Manfred Ortner (CSU) sagte, er könne nur an die Anwohner appellieren, die nächsten sechs Monate "mit Anstand rumzubringen". Dass sich die Hausbesitzerin danach in irgendeiner Weise auf ein Gewohnheitsrecht berufen könne, müsse ausgeschlossen sein. Das Ja des Bauausschusses gelte nur für die bereits abgeschlossenen Mietverträge. "Ich stimme im Interesse der Urlauber, die bereits gebucht haben, zu", erklärte Karl Gutmann (CSU). Zugleich sei er verärgert über die Hausbesitzerin.

Harald Romanowski (Freie Wähler) äußerte sich positiv zum in der vorigen Sitzung gefundenen "Kompromiss". Zugleich müsse er eine Lanze für die Streudorfer brechen. Die Hausbesitzerin habe eben die Anwohner vorab nicht über die Nutzung des Hauses informiert. In diese Kerbe hieb auch Herbert Gutmann (Grüne): "Das Versäumnis liegt nicht bei den Streudorfern, sondern bei der Vermieterin."

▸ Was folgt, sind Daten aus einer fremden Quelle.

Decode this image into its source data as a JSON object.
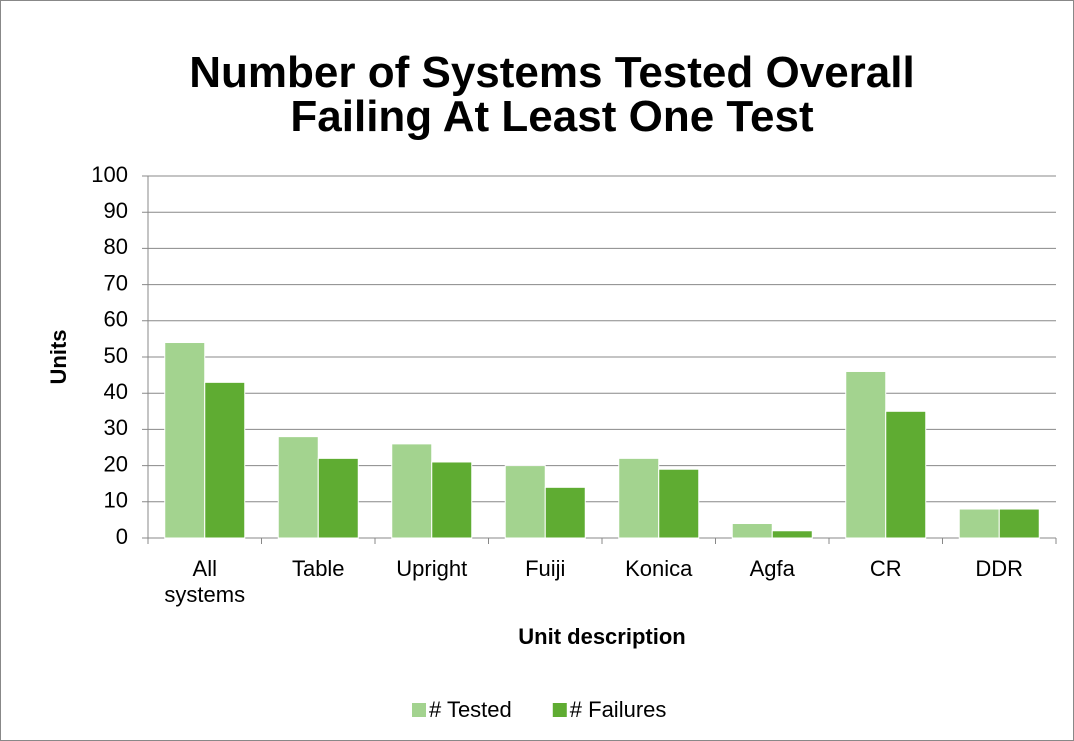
{
  "chart_data": {
    "type": "bar",
    "title": "Number of Systems Tested Overall Failing At Least One Test",
    "x_label": "Unit description",
    "y_label": "Units",
    "categories": [
      "All systems",
      "Table",
      "Upright",
      "Fuiji",
      "Konica",
      "Agfa",
      "CR",
      "DDR"
    ],
    "series": [
      {
        "name": "# Tested",
        "color": "#a3d38f",
        "values": [
          54,
          28,
          26,
          20,
          22,
          4,
          46,
          8
        ]
      },
      {
        "name": "# Failures",
        "color": "#5fac32",
        "values": [
          43,
          22,
          21,
          14,
          19,
          2,
          35,
          8
        ]
      }
    ],
    "ylim": [
      0,
      100
    ],
    "yticks": [
      0,
      10,
      20,
      30,
      40,
      50,
      60,
      70,
      80,
      90,
      100
    ],
    "grid": true,
    "legend": "bottom"
  }
}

Von wünschenswerter Toleranz sprach auch Bürgermeister Karl-Heinz Fitz. Im Januar werde "Schluss und Ende" sein. Auf Gewohnheitsrecht könne sich definitiv niemand berufen. Fitz erinnerte daran, dass sich die Hausbesitzerin zunächst um eine unbefristete Nutzung als Ferienhaus bemühte (was abgelehnt wurde), dann um eine Frist bis Oktober 2021 (was ebenfalls verwehrt wurde). Jetzt gehe es bis zur Weihnachtszeit, und es gehe um die Urlauber, die gebucht hätten und sich jetzt hilfesuchend ans Rathaus gewandt hätten. Der Bauausschuss habe in seiner vorigen Situation eine Abwägung vornehmen müssen. Danach habe sich die Situation in Streudorf zugespitzt, was er sehr bedauere. Mit der befristeten Duldung sollten beide Seiten leben können.

 

Den Fehler behoben

 

Der städtische Bauausschuss befasste sich zum vierten Mal mit dem Thema. Beim dritten Mal, am 10. Juni, hatte der Bürgermeister die Angelegenheit kurzfristig vorgebracht, obwohl sie nicht auf der Tagesordnung stand. Eine Stadträtin sprach sich gegen dieses Vorgehen aus, trotzdem wurde beraten und beschlossen – ein Formfehler.